Pendergast grimaced and looked away. He said, “There’s a pipe in that wagon. I need a hit to kill the pain, so do me a solid, won’t you?”
Joe turned away with thoughts of grabbing his shotgun and finishing the job.
Joe coaxed the story out of Kelsey.
After they’d gotten the van stuck and tried in vain half the day to dig it out with twisted lengths of greasewood, they’d set out on foot cross-country in the general direction of Winchester. After several hours, they saw the big herd of sheep and the wagon. Bryce figured there would be a pickup truck there as well, probably on the side of the wagon they couldn’t see, and they’d threaten the sheepherder and get his keys.
Ander opened the door and said something they couldn’t understand. Kelsey said it sounded like a foreign language but she couldn’t be sure because she was so fucked up. Bryce ordered the man to speak English. When he didn’t, Bryce took Kelsey’s gun, which she’d stolen from her grandfather before driving south to pick up Bryce, and shot Ander in the forehead. They dragged his body into the herd of sheep thinking, she said, the sheep would eat it and destroy the evidence.
“You didn’t know sheep don’t eat meat?” Joe asked.
“How were we supposed to know that?” she said, rolling her eyes.
“I told you,” Pendergast interjected, “I ain’t no farmer.”
• • •
ANDER ESTI’S BLUE HEELER wouldn’t let Joe get close enough to put a sheet over the body. He looked back at his pickup and Daisy, who watched him through the passenger window.

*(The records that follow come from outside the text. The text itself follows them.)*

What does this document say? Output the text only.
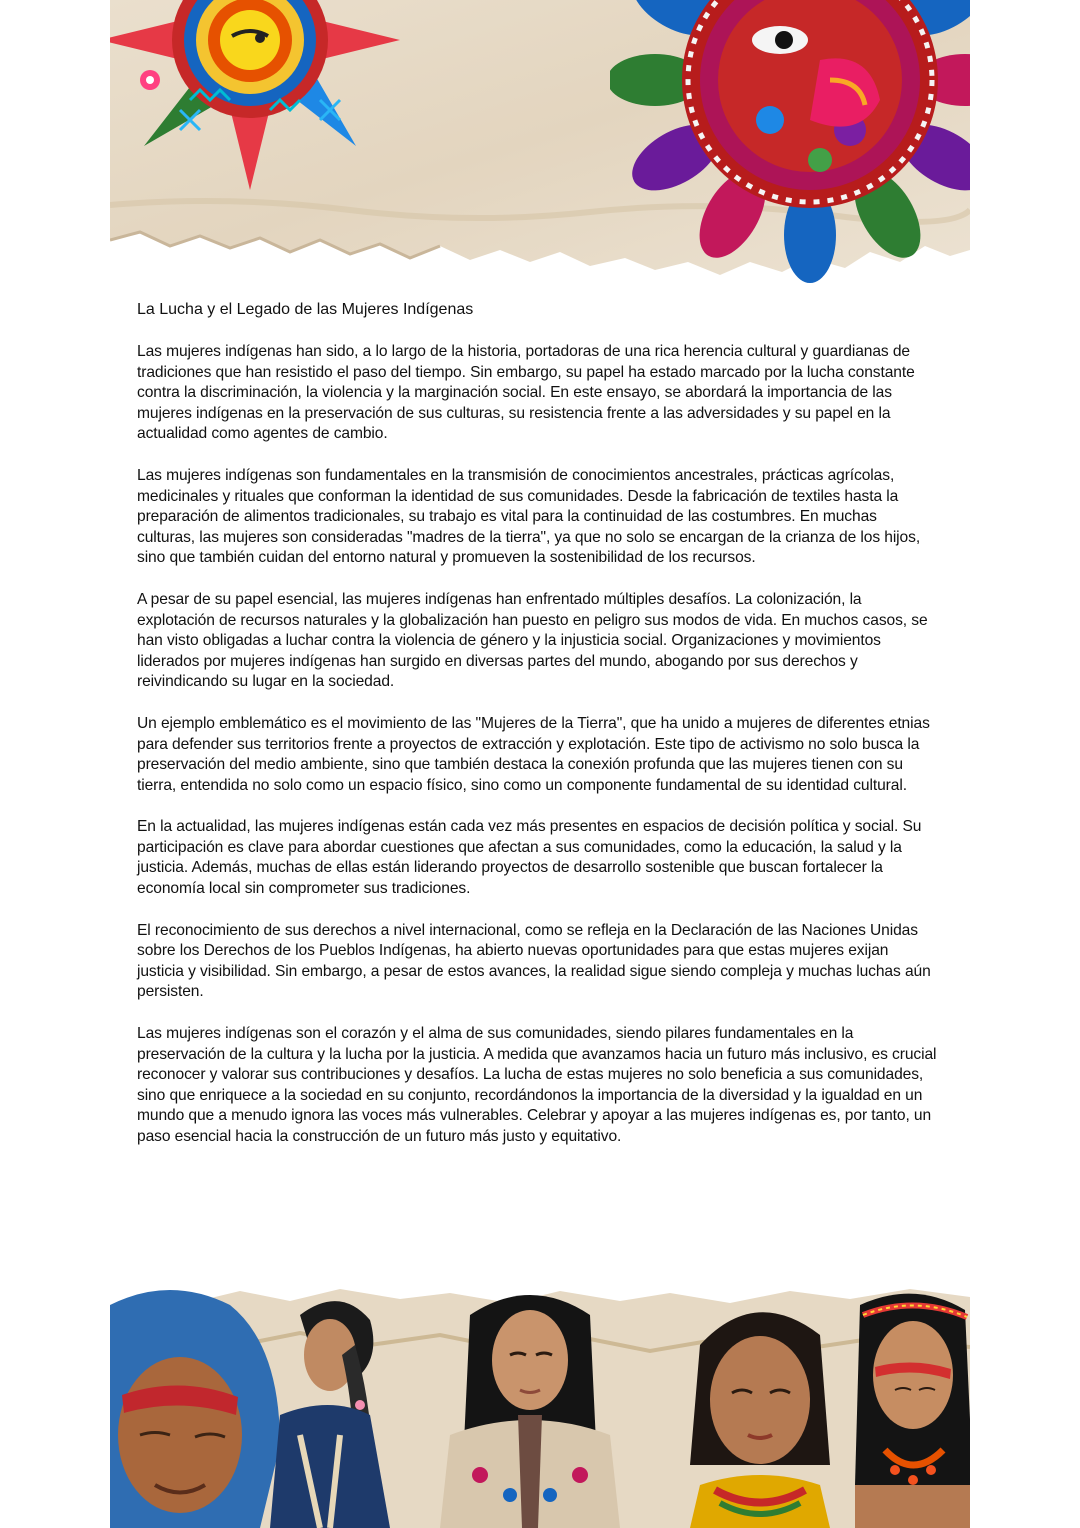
La Lucha y el Legado de las Mujeres Indígenas

Las mujeres indígenas han sido, a lo largo de la historia, portadoras de una rica herencia cultural y guardianas de tradiciones que han resistido el paso del tiempo. Sin embargo, su papel ha estado marcado por la lucha constante contra la discriminación, la violencia y la marginación social. En este ensayo, se abordará la importancia de las mujeres indígenas en la preservación de sus culturas, su resistencia frente a las adversidades y su papel en la actualidad como agentes de cambio.

Las mujeres indígenas son fundamentales en la transmisión de conocimientos ancestrales, prácticas agrícolas, medicinales y rituales que conforman la identidad de sus comunidades. Desde la fabricación de textiles hasta la preparación de alimentos tradicionales, su trabajo es vital para la continuidad de las costumbres. En muchas culturas, las mujeres son consideradas "madres de la tierra", ya que no solo se encargan de la crianza de los hijos, sino que también cuidan del entorno natural y promueven la sostenibilidad de los recursos.

A pesar de su papel esencial, las mujeres indígenas han enfrentado múltiples desafíos. La colonización, la explotación de recursos naturales y la globalización han puesto en peligro sus modos de vida. En muchos casos, se han visto obligadas a luchar contra la violencia de género y la injusticia social. Organizaciones y movimientos liderados por mujeres indígenas han surgido en diversas partes del mundo, abogando por sus derechos y reivindicando su lugar en la sociedad.

Un ejemplo emblemático es el movimiento de las "Mujeres de la Tierra", que ha unido a mujeres de diferentes etnias para defender sus territorios frente a proyectos de extracción y explotación. Este tipo de activismo no solo busca la preservación del medio ambiente, sino que también destaca la conexión profunda que las mujeres tienen con su tierra, entendida no solo como un espacio físico, sino como un componente fundamental de su identidad cultural.

En la actualidad, las mujeres indígenas están cada vez más presentes en espacios de decisión política y social. Su participación es clave para abordar cuestiones que afectan a sus comunidades, como la educación, la salud y la justicia. Además, muchas de ellas están liderando proyectos de desarrollo sostenible que buscan fortalecer la economía local sin comprometer sus tradiciones.

El reconocimiento de sus derechos a nivel internacional, como se refleja en la Declaración de las Naciones Unidas sobre los Derechos de los Pueblos Indígenas, ha abierto nuevas oportunidades para que estas mujeres exijan justicia y visibilidad. Sin embargo, a pesar de estos avances, la realidad sigue siendo compleja y muchas luchas aún persisten.

Las mujeres indígenas son el corazón y el alma de sus comunidades, siendo pilares fundamentales en la preservación de la cultura y la lucha por la justicia. A medida que avanzamos hacia un futuro más inclusivo, es crucial reconocer y valorar sus contribuciones y desafíos. La lucha de estas mujeres no solo beneficia a sus comunidades, sino que enriquece a la sociedad en su conjunto, recordándonos la importancia de la diversidad y la igualdad en un mundo que a menudo ignora las voces más vulnerables. Celebrar y apoyar a las mujeres indígenas es, por tanto, un paso esencial hacia la construcción de un futuro más justo y equitativo.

He wondered if Daisy would stand guard over his own body if it came to it. He thought maybe she would.
• • •
WHEN JOE CAME BACK to the pickup, the adrenaline rush that had enveloped him was fading into anger and melancholy. Pendergast looked up, his face a mask of pain and shock. Before he could speak, before he could beg Joe for a hit from his pipe, Joe said:
“That man you killed for nothing was one of the last of his kind. Those kind of men don’t hardly exist anymore. As far as I know, he doesn’t have a single family member to mourn him—just a few ranchers who won’t be able to hire anyone to do what he did because no one will do it anymore. I didn’t really know him and I don’t know if anyone else did, either, except for his dog and his horse, and they aren’t saying.”
Pendergast whispered, “I don’t know what the fuck you’re talking about.”
“Of course you don’t,” Joe said. “You’re too thick and stupid. Men like Ander keep this world running. You never worked an honest day in your life and all you’ve ever cared about is your next high. You just take things, and you took that man’s life. You murdered a man who did nothing but work. He never hurt a single soul. There is probably a lot more to him that I’ll never know. But I won’t get the chance to find out.”
Pendergast looked away. He said, “I don’t have to listen to this shit.”
“No,” Joe said, “but if I somehow could trade his life for yours, I’d do it.”
As if choreographed, the still evening was broken by the chopping sound of the approaching helicopter and the grind of a sheriff’s department SUV on the ridge above Indian Paintbrush Basin.
The sheep ignored the disruption. They’d long before bowed their heads to eat.